Eliminating nuclear weapons

  1. As a party to the TPNW, Spain would be in a stronger position to work with other members of the international community to advance nuclear non-proliferation and disarmament. The TPNW contains mechanisms for a diplomatic process to improve and expand the treaty. A refusal to join the TPNW and engage with its processes would cast serious doubt on Spain’s commitment to the goal of a nuclear-weapon-free world and could be seen as tacit support for a new and dangerous nuclear arms race.
  2. The TPNW is designed to help implement the NPT, which requires all its parties, including Spain, to pursue negotiations in good faith on nuclear disarmament. Such negotiations had, until last year, been at a standstill for more than two decades. The NPT itself envisages the creation of additional legal instruments for achieving a nuclear-weapon-free world. ICAN was disappointed that Spain chose not to participate in last year’s negotiations.

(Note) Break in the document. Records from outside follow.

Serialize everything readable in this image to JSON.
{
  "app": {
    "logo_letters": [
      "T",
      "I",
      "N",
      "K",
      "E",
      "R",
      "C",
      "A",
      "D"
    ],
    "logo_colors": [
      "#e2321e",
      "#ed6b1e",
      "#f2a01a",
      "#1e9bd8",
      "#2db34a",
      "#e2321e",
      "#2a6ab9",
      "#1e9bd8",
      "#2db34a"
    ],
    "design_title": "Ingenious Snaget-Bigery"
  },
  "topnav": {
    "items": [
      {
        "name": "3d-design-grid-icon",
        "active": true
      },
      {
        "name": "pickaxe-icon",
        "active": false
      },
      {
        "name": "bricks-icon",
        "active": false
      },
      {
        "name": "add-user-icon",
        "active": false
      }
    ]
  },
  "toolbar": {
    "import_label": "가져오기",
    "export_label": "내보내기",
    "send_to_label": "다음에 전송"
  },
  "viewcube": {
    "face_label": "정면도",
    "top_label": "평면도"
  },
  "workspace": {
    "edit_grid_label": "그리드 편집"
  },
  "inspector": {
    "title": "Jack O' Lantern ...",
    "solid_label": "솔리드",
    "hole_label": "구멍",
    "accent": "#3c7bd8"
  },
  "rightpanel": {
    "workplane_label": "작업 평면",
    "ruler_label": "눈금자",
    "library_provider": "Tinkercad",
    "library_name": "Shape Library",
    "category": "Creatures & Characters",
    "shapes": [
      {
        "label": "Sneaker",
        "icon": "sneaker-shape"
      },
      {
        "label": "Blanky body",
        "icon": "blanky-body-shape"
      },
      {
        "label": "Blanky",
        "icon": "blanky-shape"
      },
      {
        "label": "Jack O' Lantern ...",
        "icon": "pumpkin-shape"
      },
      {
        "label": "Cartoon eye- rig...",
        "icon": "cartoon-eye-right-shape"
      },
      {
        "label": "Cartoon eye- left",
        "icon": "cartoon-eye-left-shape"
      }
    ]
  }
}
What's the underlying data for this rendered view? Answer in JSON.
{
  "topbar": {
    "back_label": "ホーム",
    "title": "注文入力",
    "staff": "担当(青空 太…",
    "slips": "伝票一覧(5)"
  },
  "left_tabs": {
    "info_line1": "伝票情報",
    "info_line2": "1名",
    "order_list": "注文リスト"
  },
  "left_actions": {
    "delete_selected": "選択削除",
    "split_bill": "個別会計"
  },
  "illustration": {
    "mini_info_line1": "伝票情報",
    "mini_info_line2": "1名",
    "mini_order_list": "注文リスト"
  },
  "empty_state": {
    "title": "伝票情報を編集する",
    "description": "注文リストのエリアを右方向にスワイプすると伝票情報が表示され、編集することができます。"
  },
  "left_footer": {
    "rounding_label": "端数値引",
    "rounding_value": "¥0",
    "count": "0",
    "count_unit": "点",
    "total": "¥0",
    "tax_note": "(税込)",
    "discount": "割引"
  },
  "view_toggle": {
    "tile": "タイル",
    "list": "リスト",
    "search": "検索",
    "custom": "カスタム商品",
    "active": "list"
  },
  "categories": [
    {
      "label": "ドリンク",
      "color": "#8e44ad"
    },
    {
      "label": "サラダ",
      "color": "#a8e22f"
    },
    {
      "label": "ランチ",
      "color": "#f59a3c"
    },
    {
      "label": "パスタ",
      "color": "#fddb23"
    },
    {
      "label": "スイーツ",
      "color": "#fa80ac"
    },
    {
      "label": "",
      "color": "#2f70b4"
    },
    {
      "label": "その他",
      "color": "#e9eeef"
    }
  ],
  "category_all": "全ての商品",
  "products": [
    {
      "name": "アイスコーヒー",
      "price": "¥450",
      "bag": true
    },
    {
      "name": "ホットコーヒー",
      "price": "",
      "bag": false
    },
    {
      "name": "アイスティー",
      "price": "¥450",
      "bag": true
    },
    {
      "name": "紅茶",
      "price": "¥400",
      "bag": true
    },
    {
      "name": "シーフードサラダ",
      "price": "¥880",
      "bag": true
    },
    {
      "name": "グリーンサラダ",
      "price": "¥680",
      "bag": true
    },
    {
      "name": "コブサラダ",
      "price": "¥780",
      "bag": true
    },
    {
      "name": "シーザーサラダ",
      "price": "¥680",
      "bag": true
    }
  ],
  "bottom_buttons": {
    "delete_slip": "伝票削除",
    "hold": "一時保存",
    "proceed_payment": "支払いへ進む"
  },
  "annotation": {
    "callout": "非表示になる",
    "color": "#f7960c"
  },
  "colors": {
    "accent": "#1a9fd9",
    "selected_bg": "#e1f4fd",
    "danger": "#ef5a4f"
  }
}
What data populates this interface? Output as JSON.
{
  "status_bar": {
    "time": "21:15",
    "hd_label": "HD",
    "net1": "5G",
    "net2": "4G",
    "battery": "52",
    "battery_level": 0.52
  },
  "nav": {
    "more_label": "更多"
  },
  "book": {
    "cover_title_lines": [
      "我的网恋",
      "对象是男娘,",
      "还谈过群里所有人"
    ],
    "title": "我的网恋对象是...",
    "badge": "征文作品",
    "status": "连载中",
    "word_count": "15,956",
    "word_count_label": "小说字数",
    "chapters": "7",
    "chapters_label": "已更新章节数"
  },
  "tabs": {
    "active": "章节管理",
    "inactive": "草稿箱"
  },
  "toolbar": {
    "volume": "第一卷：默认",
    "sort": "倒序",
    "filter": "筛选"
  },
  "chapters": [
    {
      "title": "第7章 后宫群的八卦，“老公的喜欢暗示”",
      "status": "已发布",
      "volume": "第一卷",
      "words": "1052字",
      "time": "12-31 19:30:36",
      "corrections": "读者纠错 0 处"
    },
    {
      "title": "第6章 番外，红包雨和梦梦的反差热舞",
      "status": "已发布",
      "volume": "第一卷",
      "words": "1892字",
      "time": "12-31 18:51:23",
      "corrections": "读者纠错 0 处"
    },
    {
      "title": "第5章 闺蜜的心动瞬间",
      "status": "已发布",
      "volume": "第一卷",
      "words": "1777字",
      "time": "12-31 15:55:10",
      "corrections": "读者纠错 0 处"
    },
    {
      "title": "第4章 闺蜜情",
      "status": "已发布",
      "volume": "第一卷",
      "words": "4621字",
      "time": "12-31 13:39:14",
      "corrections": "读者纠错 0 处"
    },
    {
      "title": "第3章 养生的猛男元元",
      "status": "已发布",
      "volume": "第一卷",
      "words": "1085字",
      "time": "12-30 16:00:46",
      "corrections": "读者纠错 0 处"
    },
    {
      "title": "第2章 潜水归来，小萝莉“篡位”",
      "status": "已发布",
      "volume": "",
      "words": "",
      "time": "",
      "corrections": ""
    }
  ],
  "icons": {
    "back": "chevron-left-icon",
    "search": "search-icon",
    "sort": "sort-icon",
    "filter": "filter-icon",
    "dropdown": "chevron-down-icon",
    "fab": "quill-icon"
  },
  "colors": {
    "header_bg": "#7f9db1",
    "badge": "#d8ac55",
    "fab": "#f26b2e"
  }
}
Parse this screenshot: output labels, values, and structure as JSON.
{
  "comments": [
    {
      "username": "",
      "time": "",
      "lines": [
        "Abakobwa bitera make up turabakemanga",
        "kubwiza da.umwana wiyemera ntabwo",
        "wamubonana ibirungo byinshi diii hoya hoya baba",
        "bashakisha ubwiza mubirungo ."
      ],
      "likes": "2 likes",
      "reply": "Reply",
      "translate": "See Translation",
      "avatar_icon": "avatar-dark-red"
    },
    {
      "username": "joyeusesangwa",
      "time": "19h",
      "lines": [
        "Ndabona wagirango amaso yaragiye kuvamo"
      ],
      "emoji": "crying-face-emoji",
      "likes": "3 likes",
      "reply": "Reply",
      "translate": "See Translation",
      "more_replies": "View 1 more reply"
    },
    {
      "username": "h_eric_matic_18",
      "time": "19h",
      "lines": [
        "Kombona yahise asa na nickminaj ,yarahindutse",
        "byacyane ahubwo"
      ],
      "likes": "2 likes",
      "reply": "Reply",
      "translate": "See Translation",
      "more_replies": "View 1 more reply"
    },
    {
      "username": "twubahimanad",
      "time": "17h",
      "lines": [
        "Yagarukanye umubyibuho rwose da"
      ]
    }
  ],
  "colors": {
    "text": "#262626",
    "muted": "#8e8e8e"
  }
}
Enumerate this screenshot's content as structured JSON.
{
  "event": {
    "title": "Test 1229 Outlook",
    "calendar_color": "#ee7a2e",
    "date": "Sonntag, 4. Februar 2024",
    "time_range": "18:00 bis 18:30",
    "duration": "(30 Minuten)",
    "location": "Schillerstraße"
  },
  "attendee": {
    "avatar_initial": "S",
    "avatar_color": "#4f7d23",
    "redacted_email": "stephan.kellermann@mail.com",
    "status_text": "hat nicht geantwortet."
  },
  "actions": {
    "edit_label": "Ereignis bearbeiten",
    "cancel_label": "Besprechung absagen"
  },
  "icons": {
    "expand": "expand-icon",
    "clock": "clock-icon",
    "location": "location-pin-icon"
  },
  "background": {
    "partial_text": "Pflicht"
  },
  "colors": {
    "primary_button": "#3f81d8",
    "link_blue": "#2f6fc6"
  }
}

  3. At a time of great global tension, when nuclear-armed states are modernizing their arsenals and threatening to use their nuclear weapons, it is all the more important for nations such as Spain to declare their unequivocal opposition to nuclear weapons and to help strengthen international norms against them. The voices of fire and fury should not be met with silence. Joining the treaty is the only responsible course of action.